Suzuki: giving Japan the Boy Scout spirit

Zenko Suzuki, whose first name is a homonym of good deeds, must now try to foster a little Boy Scout spirit among Japan's squabbling politicians. The short, stout son of a fisherman was chosen president of the country's ruling Liberal Democratic Party (LDP) July 15 and now faces the task of trying to shepherd the party's feuding factions into line.

"I am going to pursue a politics of harmony," Mr. Suzuki told a press conference immediately after his appointment. "I want to create a structure in which all party members can show their talents."

He is expected to be elected prime minister July 17 when the Diet (parliament) convenes. His party appointment ends a two-month hiatus in leadership prompted by the parliament's unexpected no-confidence vote against the late Prime Minister Masayoshi Ohira.

Mr. Suzuki hails from the town of Yamada in northern Japan, where his forebears ran a small fishing fleet. (His own parents were processors of marine products). In times of famine, the Suzuki fleet brought unhulled rice from the fertile Sendai plain to feed their starving neighbors. Mr. Suzuki's parents are said to have given their eldest son the name Zenko, literally meaning "good and fortunate," in the hope that he would emulate the good deeds of his ancestors.

Be that as it may, modest, sincere, mellow, herd-working -- these seem to be the adjectives most frequently used to describe Mr. Suzuki by friends and acquaintances.

If "Zenko who?" was the reaction not only of foreign embassies but of many Japanese themselves to the news that Mr. Suzuki will be the next prime minister, this is largely because he has chosen to operate in the inner councils of the party rather than in flamboyant Cabinet posts.

The state reception for foreign dignitaries at the July 9 memorial service for Mr. Suzuki's close friend, Prime minister Ohira, was also Mr. Suzuki's international coming-out party. Within a couple of hours the prime minister-to-be had met a whole procession of government chiefs including President Carter and Chinese Premier Hua Guofeng. Affable, modest, but forthright, Mr. Suzuki pledged to continue the international and domestic policies of his predecessor while a Foreign Office bureaucrat stood solicitously at his elbow.

In his youth, Mr. Suzuki is said to have been influenced by the writings of the Christian evangelist and social worker Toyohiko Kagawa, just as his friend Mr. Ohira was. Unlike Mr. Ohira, Mr. Suzuki did not become a Christian. He is said, however, to have had a strong sense of duty to society and was at first attracted by socialism. When he ran for the Diet for the first time in 1947, he ran as a Socialist.

But when the fishermen he represented said they needed a member of parliament with direct governmental connections, he heeded their pleas and switched to the Liberals (later the Liberal Democrats) in the 1949 election. He has, however, retained good relations with several of his socialist colleagues of those days.

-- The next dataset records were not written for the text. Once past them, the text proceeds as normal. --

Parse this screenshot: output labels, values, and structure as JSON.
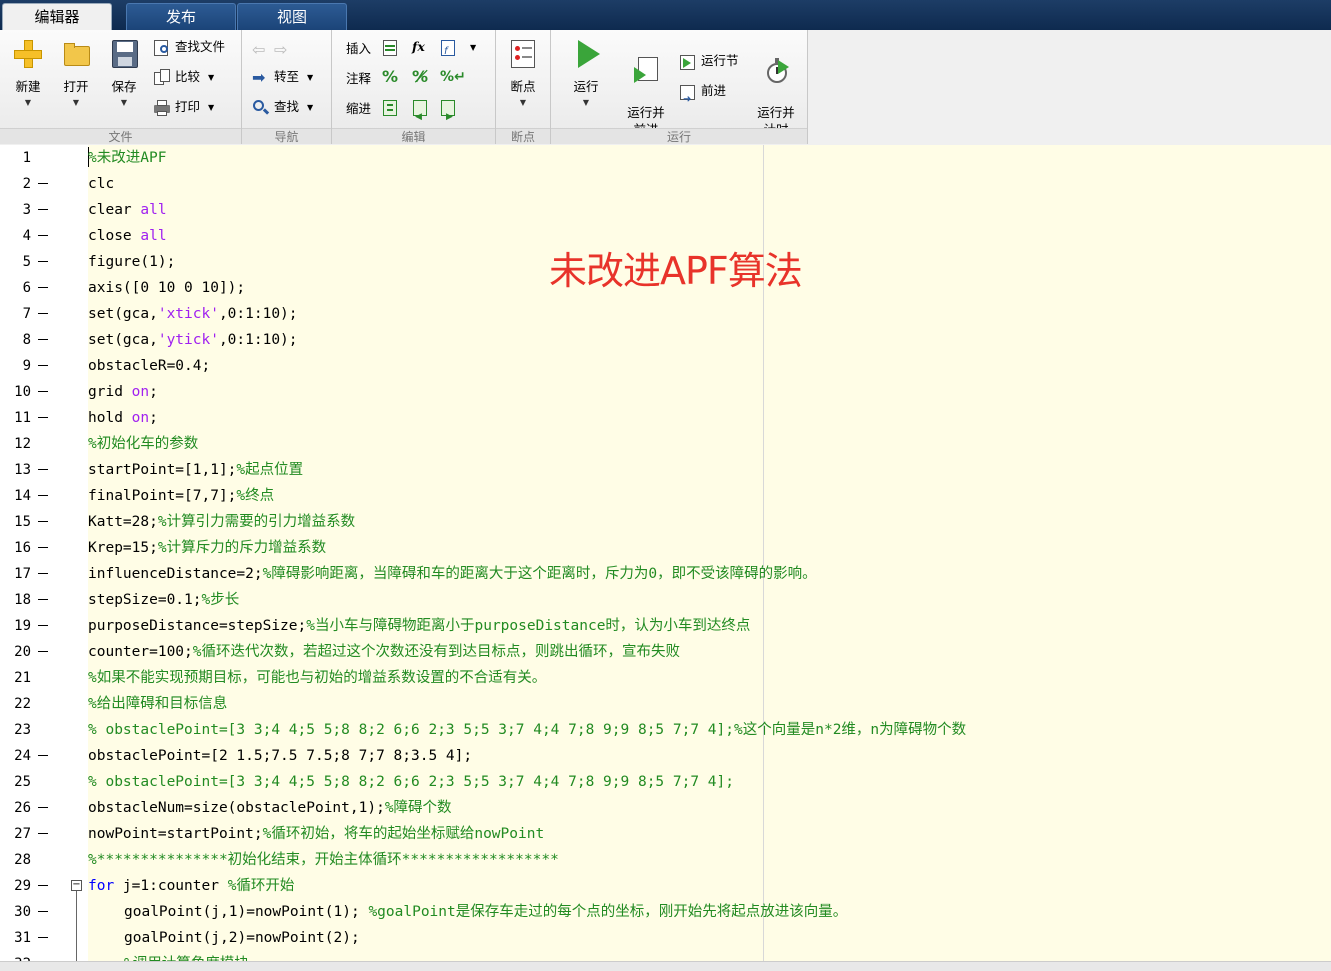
{
  "tabs": [
    {
      "label": "编辑器",
      "active": true
    },
    {
      "label": "发布",
      "active": false
    },
    {
      "label": "视图",
      "active": false
    }
  ],
  "ribbon": {
    "file_group": {
      "label": "文件",
      "new": "新建",
      "open": "打开",
      "save": "保存",
      "find_file": "查找文件",
      "compare": "比较",
      "print": "打印"
    },
    "nav_group": {
      "label": "导航",
      "goto": "转至",
      "find": "查找"
    },
    "edit_group": {
      "label": "编辑",
      "insert": "插入",
      "comment": "注释",
      "indent": "缩进"
    },
    "breakpoint_group": {
      "label": "断点",
      "breakpoints": "断点"
    },
    "run_group": {
      "label": "运行",
      "run": "运行",
      "run_advance": "运行并\n前进",
      "run_section": "运行节",
      "advance": "前进",
      "run_time": "运行并\n计时"
    }
  },
  "overlay_title": "未改进APF算法",
  "lines": [
    {
      "n": "1",
      "dash": false,
      "parts": [
        {
          "t": "%未改进APF",
          "c": "cmt"
        }
      ]
    },
    {
      "n": "2",
      "dash": true,
      "parts": [
        {
          "t": "clc",
          "c": ""
        }
      ]
    },
    {
      "n": "3",
      "dash": true,
      "parts": [
        {
          "t": "clear ",
          "c": ""
        },
        {
          "t": "all",
          "c": "str"
        }
      ]
    },
    {
      "n": "4",
      "dash": true,
      "parts": [
        {
          "t": "close ",
          "c": ""
        },
        {
          "t": "all",
          "c": "str"
        }
      ]
    },
    {
      "n": "5",
      "dash": true,
      "parts": [
        {
          "t": "figure(1);",
          "c": ""
        }
      ]
    },
    {
      "n": "6",
      "dash": true,
      "parts": [
        {
          "t": "axis([0 10 0 10]);",
          "c": ""
        }
      ]
    },
    {
      "n": "7",
      "dash": true,
      "parts": [
        {
          "t": "set(gca,",
          "c": ""
        },
        {
          "t": "'xtick'",
          "c": "str"
        },
        {
          "t": ",0:1:10);",
          "c": ""
        }
      ]
    },
    {
      "n": "8",
      "dash": true,
      "parts": [
        {
          "t": "set(gca,",
          "c": ""
        },
        {
          "t": "'ytick'",
          "c": "str"
        },
        {
          "t": ",0:1:10);",
          "c": ""
        }
      ]
    },
    {
      "n": "9",
      "dash": true,
      "parts": [
        {
          "t": "obstacleR=0.4;",
          "c": ""
        }
      ]
    },
    {
      "n": "10",
      "dash": true,
      "parts": [
        {
          "t": "grid ",
          "c": ""
        },
        {
          "t": "on",
          "c": "str"
        },
        {
          "t": ";",
          "c": ""
        }
      ]
    },
    {
      "n": "11",
      "dash": true,
      "parts": [
        {
          "t": "hold ",
          "c": ""
        },
        {
          "t": "on",
          "c": "str"
        },
        {
          "t": ";",
          "c": ""
        }
      ]
    },
    {
      "n": "12",
      "dash": false,
      "parts": [
        {
          "t": "%初始化车的参数",
          "c": "cmt"
        }
      ]
    },
    {
      "n": "13",
      "dash": true,
      "parts": [
        {
          "t": "startPoint=[1,1];",
          "c": ""
        },
        {
          "t": "%起点位置",
          "c": "cmt"
        }
      ]
    },
    {
      "n": "14",
      "dash": true,
      "parts": [
        {
          "t": "finalPoint=[7,7];",
          "c": ""
        },
        {
          "t": "%终点",
          "c": "cmt"
        }
      ]
    },
    {
      "n": "15",
      "dash": true,
      "parts": [
        {
          "t": "Katt=28;",
          "c": ""
        },
        {
          "t": "%计算引力需要的引力增益系数",
          "c": "cmt"
        }
      ]
    },
    {
      "n": "16",
      "dash": true,
      "parts": [
        {
          "t": "Krep=15;",
          "c": ""
        },
        {
          "t": "%计算斥力的斥力增益系数",
          "c": "cmt"
        }
      ]
    },
    {
      "n": "17",
      "dash": true,
      "parts": [
        {
          "t": "influenceDistance=2;",
          "c": ""
        },
        {
          "t": "%障碍影响距离，当障碍和车的距离大于这个距离时，斥力为0，即不受该障碍的影响。",
          "c": "cmt"
        }
      ]
    },
    {
      "n": "18",
      "dash": true,
      "parts": [
        {
          "t": "stepSize=0.1;",
          "c": ""
        },
        {
          "t": "%步长",
          "c": "cmt"
        }
      ]
    },
    {
      "n": "19",
      "dash": true,
      "parts": [
        {
          "t": "purposeDistance=stepSize;",
          "c": ""
        },
        {
          "t": "%当小车与障碍物距离小于purposeDistance时，认为小车到达终点",
          "c": "cmt"
        }
      ]
    },
    {
      "n": "20",
      "dash": true,
      "parts": [
        {
          "t": "counter=100;",
          "c": ""
        },
        {
          "t": "%循环迭代次数，若超过这个次数还没有到达目标点，则跳出循环，宣布失败",
          "c": "cmt"
        }
      ]
    },
    {
      "n": "21",
      "dash": false,
      "parts": [
        {
          "t": "%如果不能实现预期目标，可能也与初始的增益系数设置的不合适有关。",
          "c": "cmt"
        }
      ]
    },
    {
      "n": "22",
      "dash": false,
      "parts": [
        {
          "t": "%给出障碍和目标信息",
          "c": "cmt"
        }
      ]
    },
    {
      "n": "23",
      "dash": false,
      "parts": [
        {
          "t": "% obstaclePoint=[3 3;4 4;5 5;8 8;2 6;6 2;3 5;5 3;7 4;4 7;8 9;9 8;5 7;7 4];%这个向量是n*2维，n为障碍物个数",
          "c": "cmt"
        }
      ]
    },
    {
      "n": "24",
      "dash": true,
      "parts": [
        {
          "t": "obstaclePoint=[2 1.5;7.5 7.5;8 7;7 8;3.5 4];",
          "c": ""
        }
      ]
    },
    {
      "n": "25",
      "dash": false,
      "parts": [
        {
          "t": "% obstaclePoint=[3 3;4 4;5 5;8 8;2 6;6 2;3 5;5 3;7 4;4 7;8 9;9 8;5 7;7 4];",
          "c": "cmt"
        }
      ]
    },
    {
      "n": "26",
      "dash": true,
      "parts": [
        {
          "t": "obstacleNum=size(obstaclePoint,1);",
          "c": ""
        },
        {
          "t": "%障碍个数",
          "c": "cmt"
        }
      ]
    },
    {
      "n": "27",
      "dash": true,
      "parts": [
        {
          "t": "nowPoint=startPoint;",
          "c": ""
        },
        {
          "t": "%循环初始，将车的起始坐标赋给nowPoint",
          "c": "cmt"
        }
      ]
    },
    {
      "n": "28",
      "dash": false,
      "parts": [
        {
          "t": "%***************初始化结束，开始主体循环******************",
          "c": "cmt"
        }
      ]
    },
    {
      "n": "29",
      "dash": true,
      "fold": true,
      "parts": [
        {
          "t": "for",
          "c": "kw"
        },
        {
          "t": " j=1:counter ",
          "c": ""
        },
        {
          "t": "%循环开始",
          "c": "cmt"
        }
      ]
    },
    {
      "n": "30",
      "dash": true,
      "indent": true,
      "parts": [
        {
          "t": "goalPoint(j,1)=nowPoint(1); ",
          "c": ""
        },
        {
          "t": "%goalPoint是保存车走过的每个点的坐标，刚开始先将起点放进该向量。",
          "c": "cmt"
        }
      ]
    },
    {
      "n": "31",
      "dash": true,
      "indent": true,
      "parts": [
        {
          "t": "goalPoint(j,2)=nowPoint(2);",
          "c": ""
        }
      ]
    },
    {
      "n": "32",
      "dash": false,
      "indent": true,
      "parts": [
        {
          "t": "%调用计算角度模块",
          "c": "cmt"
        }
      ]
    }
  ]
}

Mr. Suzuki's broad, mobile face can register samurai impassivity at one moment and crease into a Buddhalike smile the next. He is stocky but keeps trim through swimming and kendo (Japanese fencing). He is also good at golf (handicap 14) and go, an intricate Sino-Japanese game played with black and white stones, the object of which is to encircle one's opponent.

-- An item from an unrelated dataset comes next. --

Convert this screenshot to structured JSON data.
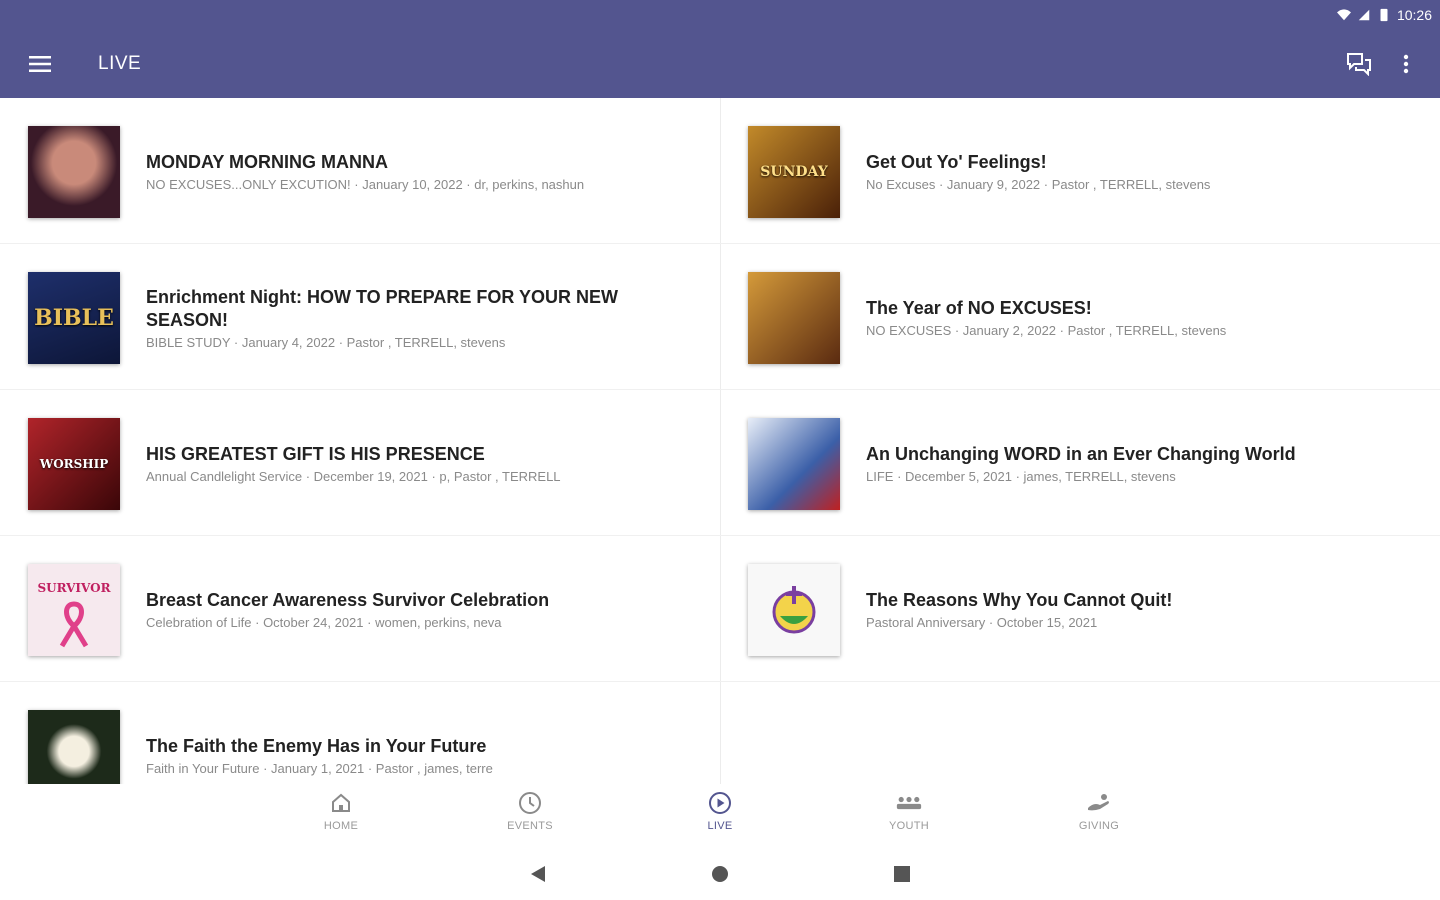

Mr. Suzuki attended what is now the Tokyo University of Fisheries and was an officer of a regional fisheries cooperative when he decided to enter politics, urged on by his mother. HE has kept up his fishing connections and expanded them into the international field. While agriculture and forestry minister in the Fukuda Cabinet (1976 to 1978) he engaged in marathon fishing negotiations with his counterpart in Moscow, finally coming home with an agreement he thought Japanese fishermen could live with. He is not, therefore, a total stranger to the world of international negotiations.

Nevertheless, foreign policy is probably the one area where Mr. Suzuki has had the least experience, and where he will have to rely most heavily on the advice of experts. Mr. Suzuki's first Cabinet post was as minister of posts and telecommunications in the Hayato Ikeda Cabinet (1960 to 1964).

Toward the end of the Ikeda Cabinet, he became chief Cabinet secretary, a job analogous to that of chief of staff. In this position he had to handle the delicate situation caused by Mr. Ikeda's illness and eventual resignation.

Mr. Suzuki is known as a reconciler of differing viewpoints. He has filled a number of Cabinet posts, but for the most part his political expertise has been exercised within the Liberal Democratic Party, where he has served nine terms as chairman of the Executive Council.